A empresa de comércio de commodities Mercuria está processando a Baltic Exchange, principal fornecedora mundial de índices de referência para o setor de transporte marítimo, devido a perdas que, segundo a empresa, foram causadas por dados de preços de petroleiros que não levaram em conta o fechamento efetivo do Estreito de Ormuz, conforme consta em um documento judicial.
A guerra entre os EUA e Israel contra o Irã, que começou em 28 de fevereiro, deixou centenas de navios e 20.000 marinheiros presos no Golfo Pérsico , sem poder navegar pelos pontos de estrangulamento vitais, com apenas alguns navios dispostos a fazer as viagens diariamente.

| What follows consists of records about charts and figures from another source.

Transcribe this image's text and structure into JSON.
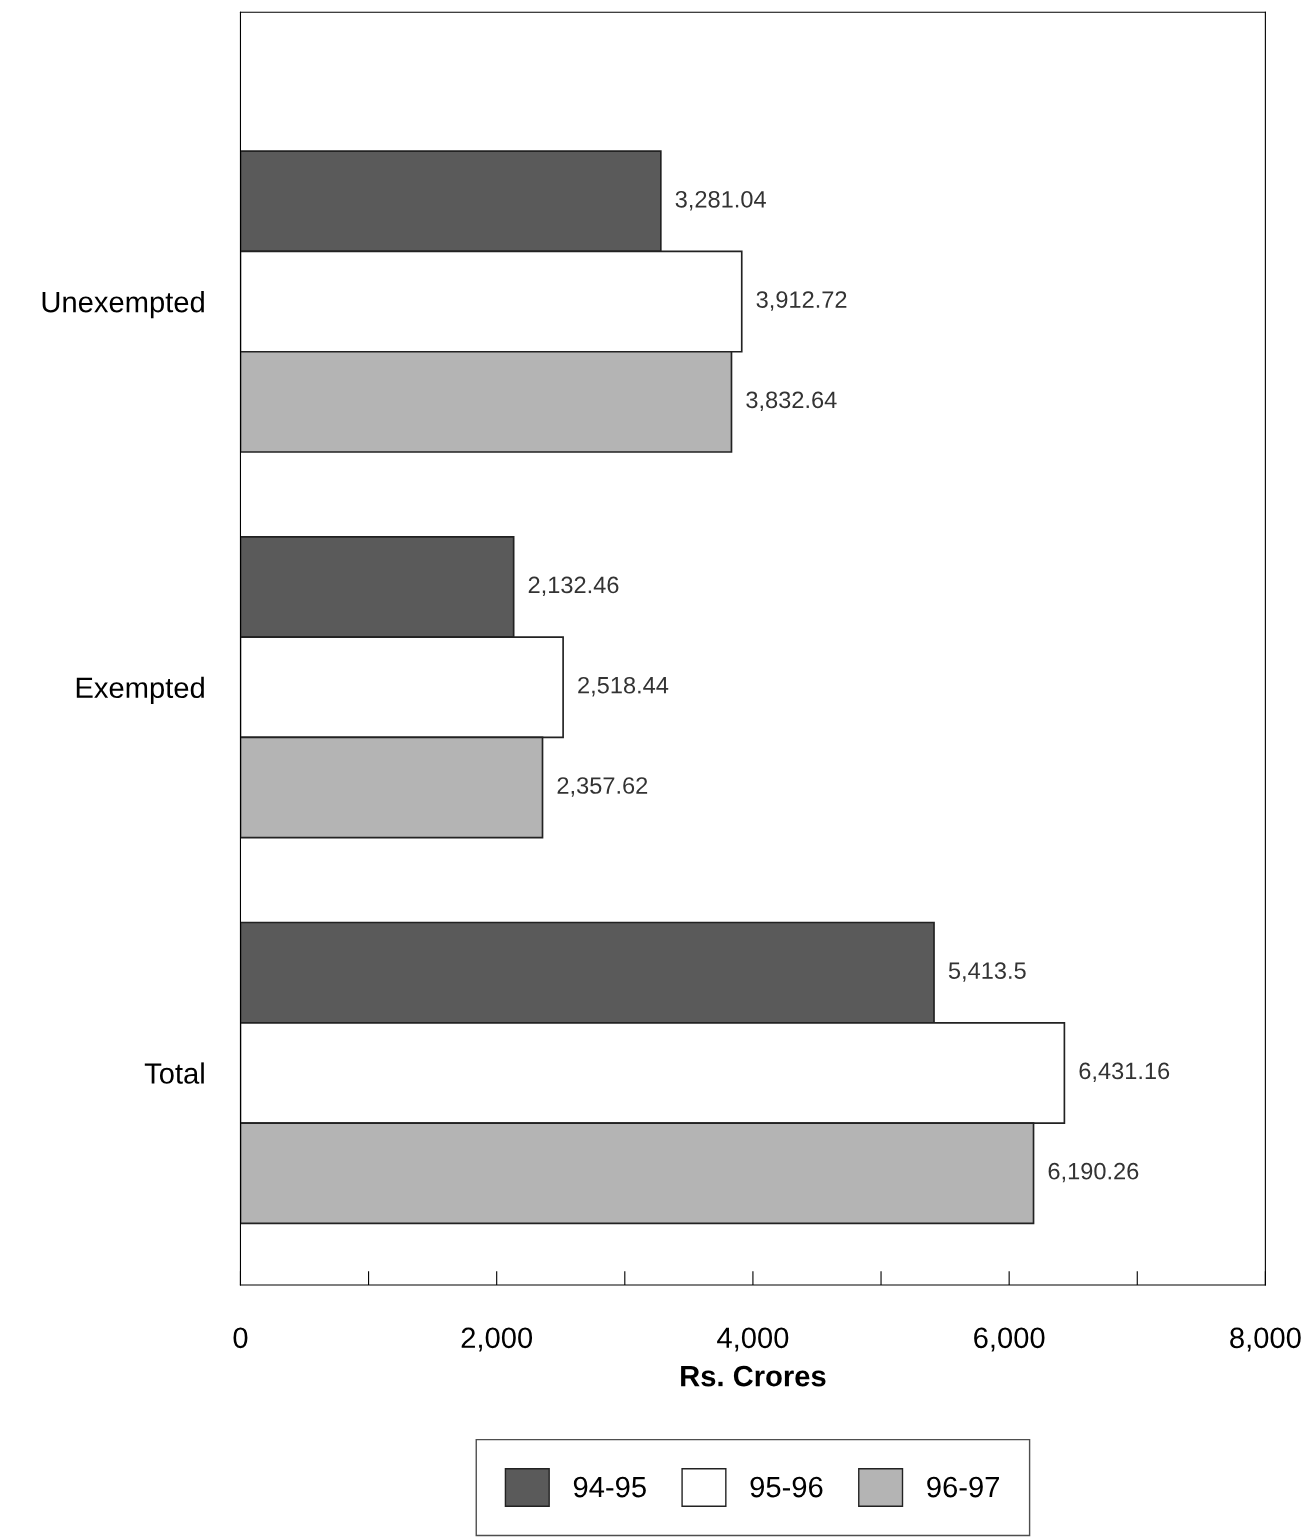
{
  "chart_data": {
    "type": "bar",
    "orientation": "horizontal",
    "xlabel": "Rs. Crores",
    "categories": [
      "Unexempted",
      "Exempted",
      "Total"
    ],
    "series": [
      {
        "name": "94-95",
        "color": "#5a5a5a",
        "values": [
          3281.04,
          2132.46,
          5413.5
        ],
        "value_labels": [
          "3,281.04",
          "2,132.46",
          "5,413.5"
        ]
      },
      {
        "name": "95-96",
        "color": "#ffffff",
        "values": [
          3912.72,
          2518.44,
          6431.16
        ],
        "value_labels": [
          "3,912.72",
          "2,518.44",
          "6,431.16"
        ]
      },
      {
        "name": "96-97",
        "color": "#b4b4b4",
        "values": [
          3832.64,
          2357.62,
          6190.26
        ],
        "value_labels": [
          "3,832.64",
          "2,357.62",
          "6,190.26"
        ]
      }
    ],
    "xlim": [
      0,
      8000
    ],
    "xticks": [
      0,
      {
        "value": 1000,
        "label": null
      },
      {
        "value": 2000,
        "label": "2,000"
      },
      {
        "value": 3000,
        "label": null
      },
      {
        "value": 4000,
        "label": "4,000"
      },
      {
        "value": 5000,
        "label": null
      },
      {
        "value": 6000,
        "label": "6,000"
      },
      {
        "value": 7000,
        "label": null
      },
      {
        "value": 8000,
        "label": "8,000"
      }
    ],
    "grid": false,
    "legend": "bottom"
  }
}
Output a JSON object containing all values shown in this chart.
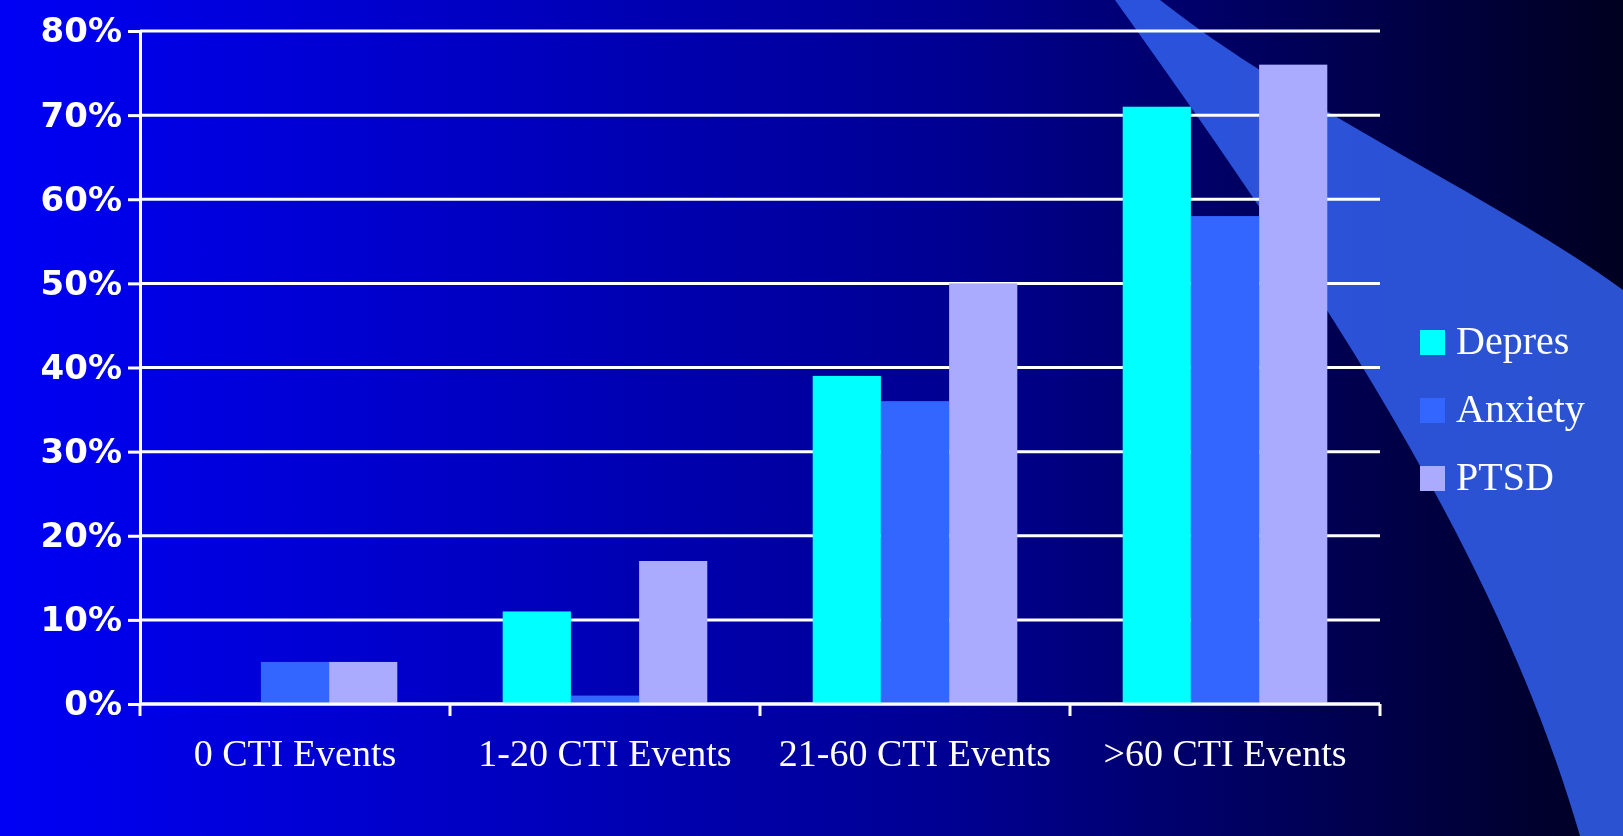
{
  "chart_data": {
    "type": "bar",
    "categories": [
      "0 CTI Events",
      "1-20 CTI Events",
      "21-60 CTI Events",
      ">60 CTI Events"
    ],
    "series": [
      {
        "name": "Depres",
        "color": "#00ffff",
        "values": [
          null,
          11,
          39,
          71
        ]
      },
      {
        "name": "Anxiety",
        "color": "#3366ff",
        "values": [
          5,
          1,
          36,
          58
        ]
      },
      {
        "name": "PTSD",
        "color": "#aaaaff",
        "values": [
          5,
          17,
          50,
          76
        ]
      }
    ],
    "ylim": [
      0,
      80
    ],
    "yticks": [
      {
        "value": 0,
        "label": "0%"
      },
      {
        "value": 10,
        "label": "10%"
      },
      {
        "value": 20,
        "label": "20%"
      },
      {
        "value": 30,
        "label": "30%"
      },
      {
        "value": 40,
        "label": "40%"
      },
      {
        "value": 50,
        "label": "50%"
      },
      {
        "value": 60,
        "label": "60%"
      },
      {
        "value": 70,
        "label": "70%"
      },
      {
        "value": 80,
        "label": "80%"
      }
    ],
    "grid": "y",
    "legend": "right"
  }
}
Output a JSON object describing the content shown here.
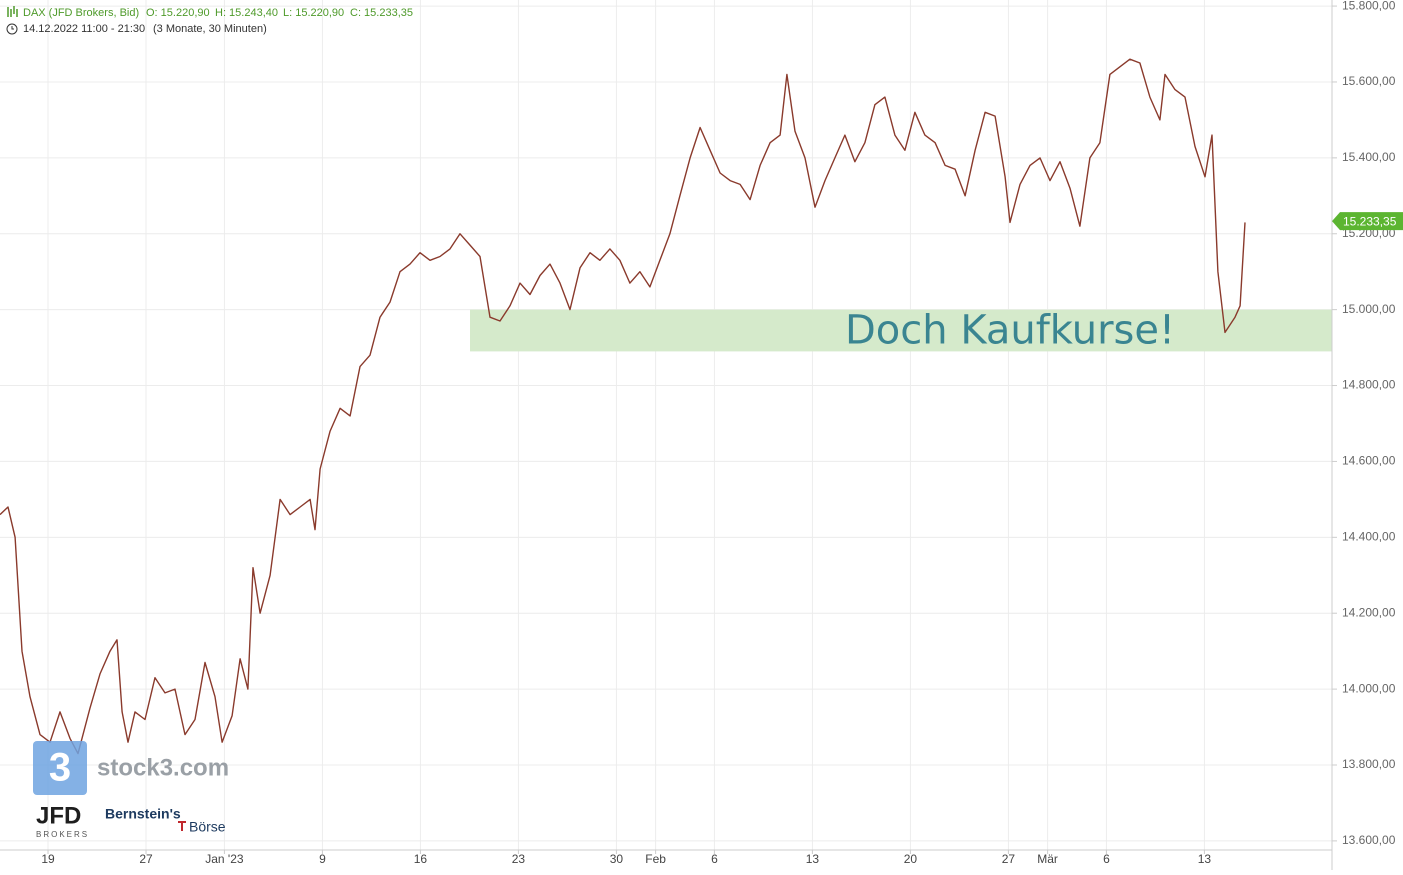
{
  "header": {
    "instrument": "DAX (JFD Brokers, Bid)",
    "open": "O: 15.220,90",
    "high": "H: 15.243,40",
    "low": "L: 15.220,90",
    "close": "C: 15.233,35",
    "period": "14.12.2022 11:00 - 21:30",
    "range": "(3 Monate, 30 Minuten)"
  },
  "logos": {
    "stock3": "stock3.com",
    "stock3_icon": "3",
    "jfd": "JFD",
    "jfd_sub": "BROKERS",
    "bernstein": "Bernstein's",
    "boerse": "Börse"
  },
  "chart_data": {
    "type": "line",
    "x": [
      -2.45,
      -2.04,
      -1.68,
      -1.33,
      -0.92,
      -0.41,
      0.1,
      0.61,
      1.12,
      1.53,
      2.14,
      2.65,
      3.16,
      3.52,
      3.78,
      4.08,
      4.44,
      4.95,
      5.46,
      5.97,
      6.48,
      6.99,
      7.5,
      8.01,
      8.52,
      8.88,
      9.39,
      9.8,
      10.2,
      10.46,
      10.82,
      11.33,
      11.84,
      12.35,
      12.86,
      13.37,
      13.62,
      13.88,
      14.39,
      14.9,
      15.41,
      15.92,
      16.43,
      16.94,
      17.45,
      17.96,
      18.47,
      18.98,
      19.49,
      20.0,
      20.51,
      21.02,
      21.53,
      22.04,
      22.55,
      23.06,
      23.57,
      24.08,
      24.59,
      25.1,
      25.61,
      26.12,
      26.63,
      27.14,
      27.65,
      28.16,
      28.67,
      29.18,
      29.69,
      30.2,
      30.71,
      31.22,
      31.73,
      32.24,
      32.76,
      33.27,
      33.78,
      34.29,
      34.8,
      35.31,
      35.82,
      36.33,
      36.84,
      37.35,
      37.7,
      38.11,
      38.62,
      39.13,
      39.64,
      40.15,
      40.66,
      41.17,
      41.68,
      42.19,
      42.7,
      43.21,
      43.72,
      44.23,
      44.74,
      45.26,
      45.77,
      46.28,
      46.79,
      47.3,
      47.81,
      48.32,
      48.83,
      49.08,
      49.59,
      50.1,
      50.61,
      51.12,
      51.63,
      52.14,
      52.65,
      53.16,
      53.67,
      54.18,
      54.69,
      55.2,
      55.71,
      56.22,
      56.73,
      56.99,
      57.5,
      58.01,
      58.52,
      59.03,
      59.39,
      59.69,
      60.05,
      60.56,
      60.82,
      61.07
    ],
    "series": [
      {
        "color": "#8a3a2c",
        "values": [
          14460,
          14480,
          14400,
          14100,
          13980,
          13880,
          13860,
          13940,
          13870,
          13830,
          13950,
          14040,
          14100,
          14130,
          13940,
          13860,
          13940,
          13920,
          14030,
          13990,
          14000,
          13880,
          13920,
          14070,
          13980,
          13860,
          13930,
          14080,
          14000,
          14320,
          14200,
          14300,
          14500,
          14460,
          14480,
          14500,
          14420,
          14580,
          14680,
          14740,
          14720,
          14850,
          14880,
          14980,
          15020,
          15100,
          15120,
          15150,
          15130,
          15140,
          15160,
          15200,
          15170,
          15140,
          14980,
          14970,
          15010,
          15070,
          15040,
          15090,
          15120,
          15070,
          15000,
          15110,
          15150,
          15130,
          15160,
          15130,
          15070,
          15100,
          15060,
          15130,
          15200,
          15300,
          15400,
          15480,
          15420,
          15360,
          15340,
          15330,
          15290,
          15380,
          15440,
          15460,
          15620,
          15470,
          15400,
          15270,
          15340,
          15400,
          15460,
          15390,
          15440,
          15540,
          15560,
          15460,
          15420,
          15520,
          15460,
          15440,
          15380,
          15370,
          15300,
          15420,
          15520,
          15510,
          15350,
          15230,
          15330,
          15380,
          15400,
          15340,
          15390,
          15320,
          15220,
          15400,
          15440,
          15620,
          15640,
          15660,
          15650,
          15560,
          15500,
          15620,
          15580,
          15560,
          15430,
          15350,
          15460,
          15100,
          14940,
          14980,
          15010,
          15230
        ]
      }
    ],
    "xlim": [
      -2.45,
      65.51
    ],
    "xticks": [
      {
        "value": 0,
        "label": "19"
      },
      {
        "value": 5,
        "label": "27"
      },
      {
        "value": 9,
        "label": "Jan '23"
      },
      {
        "value": 14,
        "label": "9"
      },
      {
        "value": 19,
        "label": "16"
      },
      {
        "value": 24,
        "label": "23"
      },
      {
        "value": 29,
        "label": "30"
      },
      {
        "value": 31,
        "label": "Feb"
      },
      {
        "value": 34,
        "label": "6"
      },
      {
        "value": 39,
        "label": "13"
      },
      {
        "value": 44,
        "label": "20"
      },
      {
        "value": 49,
        "label": "27"
      },
      {
        "value": 51,
        "label": "Mär"
      },
      {
        "value": 54,
        "label": "6"
      },
      {
        "value": 59,
        "label": "13"
      }
    ],
    "ylim": [
      13576,
      15816
    ],
    "yticks": [
      {
        "value": 13600,
        "label": "13.600,00"
      },
      {
        "value": 13800,
        "label": "13.800,00"
      },
      {
        "value": 14000,
        "label": "14.000,00"
      },
      {
        "value": 14200,
        "label": "14.200,00"
      },
      {
        "value": 14400,
        "label": "14.400,00"
      },
      {
        "value": 14600,
        "label": "14.600,00"
      },
      {
        "value": 14800,
        "label": "14.800,00"
      },
      {
        "value": 15000,
        "label": "15.000,00"
      },
      {
        "value": 15200,
        "label": "15.200,00"
      },
      {
        "value": 15400,
        "label": "15.400,00"
      },
      {
        "value": 15600,
        "label": "15.600,00"
      },
      {
        "value": 15800,
        "label": "15.800,00"
      }
    ],
    "grid": true,
    "last_price": {
      "value": 15233.35,
      "label": "15.233,35",
      "color": "#5cb531"
    },
    "zone": {
      "from": 14890,
      "to": 15000,
      "x_from": 21.53,
      "color": "#d5eacb",
      "label": "Doch Kaufkurse!",
      "label_color": "#3a8591"
    }
  }
}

Em um documento judicial datado de 30 de abril e apresentado ao Tribunal Superior da Inglaterra, a Mercuria, com sede na Suíça e uma das maiores empresas de comércio de energia e commodities do mundo, afirmou que a Baltic Exchange continuou a publicar seu índice de referência para navios-tanque de petróleo bruto, conhecido como TD3C , apesar do fechamento efetivo do estreito.
A rota TD3C baseia-se em viagens do Golfo Pérsico para a China.
"O resultado tem sido uma volatilidade extrema e contínua na precificação do TD3C, que deixou de representar com precisão ou confiabilidade o mercado subjacente que se propõe a medir", afirmou a Mercuria. Consequentemente, isso distorceu e perturbou os mercados de derivativos de transporte marítimo e de frete que dependem do índice.
Os contratos a termo de frete permitem que os investidores assumam posições sobre as taxas de frete em um momento futuro.
A Mercuria, que é assinante da Baltic Exchange, afirmou que a bolsa "violou suas obrigações contratuais e/ou estatutárias mencionadas anteriormente", em parte por não suspender o índice de referência.
Como resultado, isso causou prejuízos à Mercuria e suas afiliadas em contratos de frete físico e em contratos de derivativos de frete liquidados, referenciados ao TD3C.
Embora essas perdas ainda não tenham sido quantificadas, elas são "atualmente estimadas em centenas de milhões de dólares americanos", diz o documento.
A Mercuria recusou-se a comentar na sexta-feira.
A Baltic Exchange, com sede em Londres e pertencente à SGX de Singapura, que produz taxas e índices de referência diários usados em todo o mundo para negociar e liquidar contratos de frete, recusou-se a comentar.
Um membro do grupo Baltic e usuário ativo da rota TD3C, que preferiu não ser identificado devido à sensibilidade do assunto, afirmou que, em sua avaliação, a bolsa agiu dentro das diretrizes e regulamentos estabelecidos e orientou o mercado sobre como as rotas do Golfo Pérsico seriam avaliadas durante o conflito.
Os países bálticos iniciaram consultas de mercado desde o início da guerra e também ofereceram uma rota alternativa para servir como referência.